Bereits vor knapp 20 Jahren – am 12. Februar 2002 – trat das Fakultativprotokoll zur Kinderrechtskonvention zum Verbot des Einsatzes von Kindern und Jugendlichen als Soldatinnen und Soldaten in Kraft. Seitdem gilt die Rekrutierung von Kindern unter 15 Jahren als Kriegsverbrechen. Minderjährige dürfen nicht gegen ihren Willen eingezogen werden oder an Kampfhandlungen teilnehmen.

Durch das Fakultativprotokoll ist bereits viel passiert. Unter anderem wurden Verantwortliche erstmals vor dem Internationalen Strafgerichtshof für ihre Taten angeklagt. Es muss aber noch viel getan werden, damit es keine Kindersoldaten und -soldatinnen mehr gibt und diese schwere Kinderrechtsverletzung endlich beendet ist.

Instabilität, bewaffnete Konflikte, Kriege und chronische Gewalt führen weiterhin dazu, dass trotz weltweitem Verbot immer noch zehntausende Kinder als Kindersoldaten und -soldatinnen für Kämpfe und Kriege missbraucht werden und jedes Jahr weitere Kinder zwangsrekrutiert werden. Kinder und Jugendliche sind leichter zu manipulieren, gehorsam und für bewaffnete Gruppen oft preiswerter als erwachsene Soldatinnen und Soldaten. Quelle

Manche Schätzungen gehen von bis zu 250.000 Kindersoldaten und Kindersoldatinnen weltweit aus, aber Beweise gibt es in nur deutlich weniger Fällen. Die Vereinten Nationen veröffentlichen jedes Jahr einen Bericht über Kinder in Konflikten […] Auf dieser sogenannten „Liste der Schande“ stehen momentan über 60 Konfliktparteien. In 20 Ländern beziehungsweise Konfliktsituationen werden schwerste Menschenrechtsverletzungen gegen Kinder begangen […].

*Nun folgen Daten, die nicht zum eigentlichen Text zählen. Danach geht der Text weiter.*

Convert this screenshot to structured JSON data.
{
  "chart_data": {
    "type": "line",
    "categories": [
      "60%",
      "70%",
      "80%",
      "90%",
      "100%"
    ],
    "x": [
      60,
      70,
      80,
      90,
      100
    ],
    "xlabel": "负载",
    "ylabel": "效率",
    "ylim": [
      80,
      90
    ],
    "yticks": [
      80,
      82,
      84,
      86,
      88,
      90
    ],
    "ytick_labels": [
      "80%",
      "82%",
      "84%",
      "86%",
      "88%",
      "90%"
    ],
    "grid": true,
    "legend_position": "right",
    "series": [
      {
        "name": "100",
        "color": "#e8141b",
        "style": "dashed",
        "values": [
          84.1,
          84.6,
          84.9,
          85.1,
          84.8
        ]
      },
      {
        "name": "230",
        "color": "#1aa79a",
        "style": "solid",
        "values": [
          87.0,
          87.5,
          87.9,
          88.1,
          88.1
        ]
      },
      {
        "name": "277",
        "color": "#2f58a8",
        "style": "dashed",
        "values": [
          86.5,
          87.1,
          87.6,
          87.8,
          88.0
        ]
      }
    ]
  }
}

Besonders viele Mädchen und Jungen werden von verschiedenen Gruppen in den langwierigen Konflikten im Südsudan, in der Zentralafrikanischen Republik, in der Demokratischen Republik Kongo, in Somalia, in Syrien und im Jemen für ihre Zwecke missbraucht. Auch in Afghanistan, Mali oder Myanmar werden Mädchen und Jungen als Kindersoldaten oder Helfer von bewaffneten Gruppen eingesetzt. Quelle

Auf Ihrer Reise 2018 in die Kasai Region der Demokratischen Republik Kongo für die Ann-Kathrin-Linsenhoff-Stiftung für UNICEF konnte sich die Stiftungsvorsitzende einen Eindruck vor Ort verschaffen. Sie hatte auch die Möglichkeit unter anderem ehemalige Kindersoldaten zu treffen und mit ihnen über ihr Trauma, ihre Sorgen und ihre Ängste zu sprechen. Die Gespräche haben zutiefst bewegt. Die ehemaligen Kindersoldaten sind Täter, aber vielmehr Opfer und müssen von uns unterstützt werden. Im Rahmen der UNICEF Hilfe können zumindest einige der Kinder befreit werden und sie können durch Wiedereingliederungsprogramme ein neues Leben in Familie und Gemeinschaft finden.

 

Auch im Südsudan können Kinder, die von bewaffneten Soldaten entführt und zum Kampf im Bürgerkrieg gezwungen wurden oder sich auch aus Armut und Not den Milizen angeschlossen haben durch UNICEF Maßnahmen gerettet werden. Bereits in den Jahren 2005 und 2010 war Ann Kathrin Linsenhoff in ihrer UNICEF Südsudan Reise vor Ort. Damals stand der Bau einer Entbindungs- und Krankenstation zur Verbesserung der medizinischen Versorgung im Fokus. In 2019 wurde durch die jährliche Spendenaktion während des Internationalen Festhallen Reitturnier Frankfurt für die Unterstützung der ehemaligen Kindersoldaten gesammelt. Spendengelder die 100 % dem Projekt im Südsudan zugeflossen sind.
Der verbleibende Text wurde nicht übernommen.